Eori
- Interactive map of Eori

Geography
- Location: South Pacific
- Coordinates: 17°26′17″S 177°03′38″E﻿ / ﻿17.4380828°S 177.060535°E
- Archipelago: Mamanuca Islands
- Area: 0.245 km^{2} (0.095 sq mi)
- Highest elevation: 64 m (210 ft)

Administration
- Fiji
- Division: Western
- Province: Nadroga-Navosa Province

Demographics
- Population: unknown

= Eori =

Island of the Mamanuca Islands, Fiji

Eori is a privately held island, which lies at the extreme northwestern end of the Mamanuca Islands group.
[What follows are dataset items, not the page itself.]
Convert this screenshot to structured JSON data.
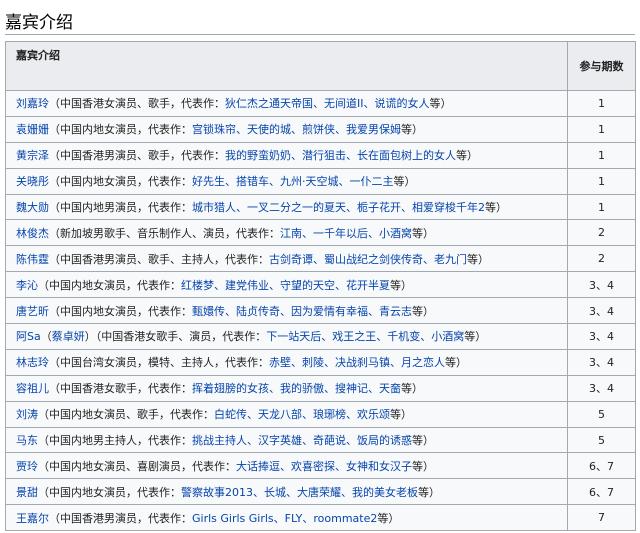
{
  "section": {
    "title": "嘉宾介绍"
  },
  "table": {
    "headers": {
      "guest": "嘉宾介绍",
      "episodes": "参与期数"
    },
    "rows": [
      {
        "name": "刘嘉玲",
        "desc": "（中国香港女演员、歌手，代表作：",
        "works": "狄仁杰之通天帝国、无间道II、说谎的女人",
        "tail": "等）",
        "episodes": "1"
      },
      {
        "name": "袁姗姗",
        "desc": "（中国内地女演员，代表作：",
        "works": "宫锁珠帘、天使的城、煎饼侠、我爱男保姆",
        "tail": "等）",
        "episodes": "1"
      },
      {
        "name": "黄宗泽",
        "desc": "（中国香港男演员、歌手，代表作：",
        "works": "我的野蛮奶奶、潜行狙击、长在面包树上的女人",
        "tail": "等）",
        "episodes": "1"
      },
      {
        "name": "关晓彤",
        "desc": "（中国内地女演员，代表作：",
        "works": "好先生、搭错车、九州·天空城、一仆二主",
        "tail": "等）",
        "episodes": "1"
      },
      {
        "name": "魏大勋",
        "desc": "（中国内地男演员，代表作：",
        "works": "城市猎人、一叉二分之一的夏天、栀子花开、相爱穿梭千年2",
        "tail": "等）",
        "episodes": "1"
      },
      {
        "name": "林俊杰",
        "desc": "（新加坡男歌手、音乐制作人、演员，代表作：",
        "works": "江南、一千年以后、小酒窝",
        "tail": "等）",
        "episodes": "2"
      },
      {
        "name": "陈伟霆",
        "desc": "（中国香港男演员、歌手、主持人，代表作：",
        "works": "古剑奇谭、蜀山战纪之剑侠传奇、老九门",
        "tail": "等）",
        "episodes": "2"
      },
      {
        "name": "李沁",
        "desc": "（中国内地女演员，代表作：",
        "works": "红楼梦、建党伟业、守望的天空、花开半夏",
        "tail": "等）",
        "episodes": "3、4"
      },
      {
        "name": "唐艺昕",
        "desc": "（中国内地女演员，代表作：",
        "works": "甄嬛传、陆贞传奇、因为爱情有幸福、青云志",
        "tail": "等）",
        "episodes": "3、4"
      },
      {
        "name": "阿Sa",
        "alias": "蔡卓妍",
        "desc": "（中国香港女歌手、演员，代表作：",
        "works": "下一站天后、戏王之王、千机变、小酒窝",
        "tail": "等）",
        "episodes": "3、4"
      },
      {
        "name": "林志玲",
        "desc": "（中国台湾女演员，模特、主持人，代表作：",
        "works": "赤壁、刺陵、决战刹马镇、月之恋人",
        "tail": "等）",
        "episodes": "3、4"
      },
      {
        "name": "容祖儿",
        "desc": "（中国香港女歌手，代表作：",
        "works": "挥着翅膀的女孩、我的骄傲、搜神记、天奤",
        "tail": "等）",
        "episodes": "3、4"
      },
      {
        "name": "刘涛",
        "desc": "（中国内地女演员、歌手，代表作：",
        "works": "白蛇传、天龙八部、琅琊榜、欢乐颂",
        "tail": "等）",
        "episodes": "5"
      },
      {
        "name": "马东",
        "desc": "（中国内地男主持人，代表作：",
        "works": "挑战主持人、汉字英雄、奇葩说、饭局的诱惑",
        "tail": "等）",
        "episodes": "5"
      },
      {
        "name": "贾玲",
        "desc": "（中国内地女演员、喜剧演员，代表作：",
        "works": "大话捧逗、欢喜密探、女神和女汉子",
        "tail": "等）",
        "episodes": "6、7"
      },
      {
        "name": "景甜",
        "desc": "（中国内地女演员，代表作：",
        "works": "警察故事2013、长城、大唐荣耀、我的美女老板",
        "tail": "等）",
        "episodes": "6、7"
      },
      {
        "name": "王嘉尔",
        "desc": "（中国香港男演员，代表作：",
        "works": "Girls Girls Girls、FLY、roommate2",
        "tail": "等）",
        "episodes": "7"
      }
    ]
  }
}
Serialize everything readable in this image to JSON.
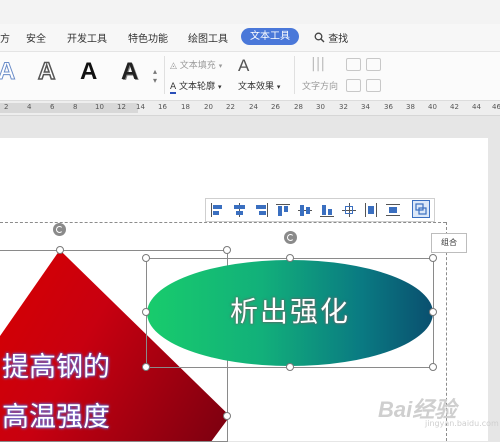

It is located north of Navadra.

==Geography==
It has an area of 9.7 hectares (24 acres) and was advertised as being for lease in April 2008 with a price of €9,000,000. In 2009 it was offered at auction but failed to sell at a top bid of A$1 million.

==Ownership==
Eori was for many years owned by real estate firm Pacific Islands Partnership Limited, which is in turn solely owned by Tim Manning's Chaylor Investments. Chaylor investor Eric Rush held a 7 percent share in Eori specifically.

In 2009, Manning and Chaylor sold the island to investor Graeme Hart., who controls the island through a 100% interest in LLC Eori Island Limited via his personal investment corporation, Rank Group Ltd.